Tentu ini bagaikan pisau bermata dua. Di satu sisi, Semilir ingin memperkenalkan dan melestarikan budaya, tapi di sisi lainnya, tidak sesuai dengan prinsip Semilir yang ramah lingkungan.
Oleh karena itu, Alfira Oktaviani membatasi hanya menggunakan sekitar 100 lembar kain lantung dalam setahun. Semilir juga memaksimalkan penggunaan kain lantung hingga tidak bersisa. Kalaupun ada sisa, dijadikan pupuk. Begitu pula dengan dedaunan atau bunga yang digunakan dalam proses pembuatan motif kain.

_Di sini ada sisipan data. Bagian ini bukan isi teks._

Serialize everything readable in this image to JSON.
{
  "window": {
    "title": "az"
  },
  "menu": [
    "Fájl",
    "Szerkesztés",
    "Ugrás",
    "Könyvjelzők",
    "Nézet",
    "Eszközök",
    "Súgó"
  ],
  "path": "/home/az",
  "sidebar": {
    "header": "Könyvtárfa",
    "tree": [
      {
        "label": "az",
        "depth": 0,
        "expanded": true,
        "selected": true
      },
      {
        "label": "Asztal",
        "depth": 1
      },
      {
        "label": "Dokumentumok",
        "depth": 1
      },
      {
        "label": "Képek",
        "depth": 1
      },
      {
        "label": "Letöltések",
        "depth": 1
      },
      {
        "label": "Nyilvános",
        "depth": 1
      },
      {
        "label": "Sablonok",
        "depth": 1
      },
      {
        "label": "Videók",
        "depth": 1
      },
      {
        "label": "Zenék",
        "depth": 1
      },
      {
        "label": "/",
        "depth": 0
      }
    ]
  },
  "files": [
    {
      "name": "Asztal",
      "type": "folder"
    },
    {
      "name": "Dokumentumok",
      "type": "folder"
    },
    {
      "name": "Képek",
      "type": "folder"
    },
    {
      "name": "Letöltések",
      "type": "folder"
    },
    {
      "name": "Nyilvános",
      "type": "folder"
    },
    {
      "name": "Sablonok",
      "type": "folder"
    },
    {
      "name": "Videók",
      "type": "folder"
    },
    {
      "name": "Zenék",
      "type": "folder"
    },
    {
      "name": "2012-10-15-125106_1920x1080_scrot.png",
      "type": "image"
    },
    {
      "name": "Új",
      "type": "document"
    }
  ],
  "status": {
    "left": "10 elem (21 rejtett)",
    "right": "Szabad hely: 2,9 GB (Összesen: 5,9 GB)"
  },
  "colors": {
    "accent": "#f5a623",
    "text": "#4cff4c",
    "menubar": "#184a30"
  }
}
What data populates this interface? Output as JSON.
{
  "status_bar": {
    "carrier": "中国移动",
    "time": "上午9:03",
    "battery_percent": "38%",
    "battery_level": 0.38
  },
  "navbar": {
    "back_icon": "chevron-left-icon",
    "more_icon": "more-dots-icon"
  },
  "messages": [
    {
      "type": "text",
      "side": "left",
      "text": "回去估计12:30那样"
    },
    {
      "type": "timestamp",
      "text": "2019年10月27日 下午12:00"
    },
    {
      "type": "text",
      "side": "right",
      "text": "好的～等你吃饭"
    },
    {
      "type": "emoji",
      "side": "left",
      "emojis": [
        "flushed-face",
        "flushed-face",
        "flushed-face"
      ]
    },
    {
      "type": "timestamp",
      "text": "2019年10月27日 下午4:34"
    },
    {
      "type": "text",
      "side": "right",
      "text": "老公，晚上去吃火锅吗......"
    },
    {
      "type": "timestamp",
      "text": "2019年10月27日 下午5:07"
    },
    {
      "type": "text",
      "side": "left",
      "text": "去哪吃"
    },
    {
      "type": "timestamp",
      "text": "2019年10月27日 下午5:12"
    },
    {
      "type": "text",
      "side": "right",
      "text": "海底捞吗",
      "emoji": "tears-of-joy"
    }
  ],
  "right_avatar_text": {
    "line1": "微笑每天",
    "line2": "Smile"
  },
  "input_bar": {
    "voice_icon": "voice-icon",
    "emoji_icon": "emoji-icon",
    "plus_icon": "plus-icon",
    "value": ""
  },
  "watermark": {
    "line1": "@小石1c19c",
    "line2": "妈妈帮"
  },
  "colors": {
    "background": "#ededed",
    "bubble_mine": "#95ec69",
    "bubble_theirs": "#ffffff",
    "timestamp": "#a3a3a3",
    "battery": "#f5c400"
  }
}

Selain itu, Alfira Oktafiani bekerjasama dengan Dinas Lingkungan Hidup dan Kehutanan (DLHK) Provinsi Bengkulu untuk memberikan sosialisasi mengenai keberlanjutan dan pelestarian alam, serta menyediakan lahan dan memasok bibit pohon terap secara gratis untuk para pengrajin di Desa Papahan.
Sejauh ini, sudah solusi terbaik yang bisa dilakukan oleh pihak Semilir supaya meminimalisir penebangan pohon, tapi tetap bisa mengenalkan kulit kayu lantung sebagai warisan budaya tak benda, yang memiliki value yang tinggi ke masyarakat. Harapannya, juga bisa sampai UNESCO. Supaya lebih membanggakan Indonesia.
Baca juga: Cara merawat tas kulit
Penutup
Senang sekali mengetahui ada produk fashion yang eco friendly, mengangkat budaya Indonesia, ditambah lagi memberdayagunakan masyarakat sekitar. Bahkan saat pandemi, Semilir tetap merangkak bangkit kembali.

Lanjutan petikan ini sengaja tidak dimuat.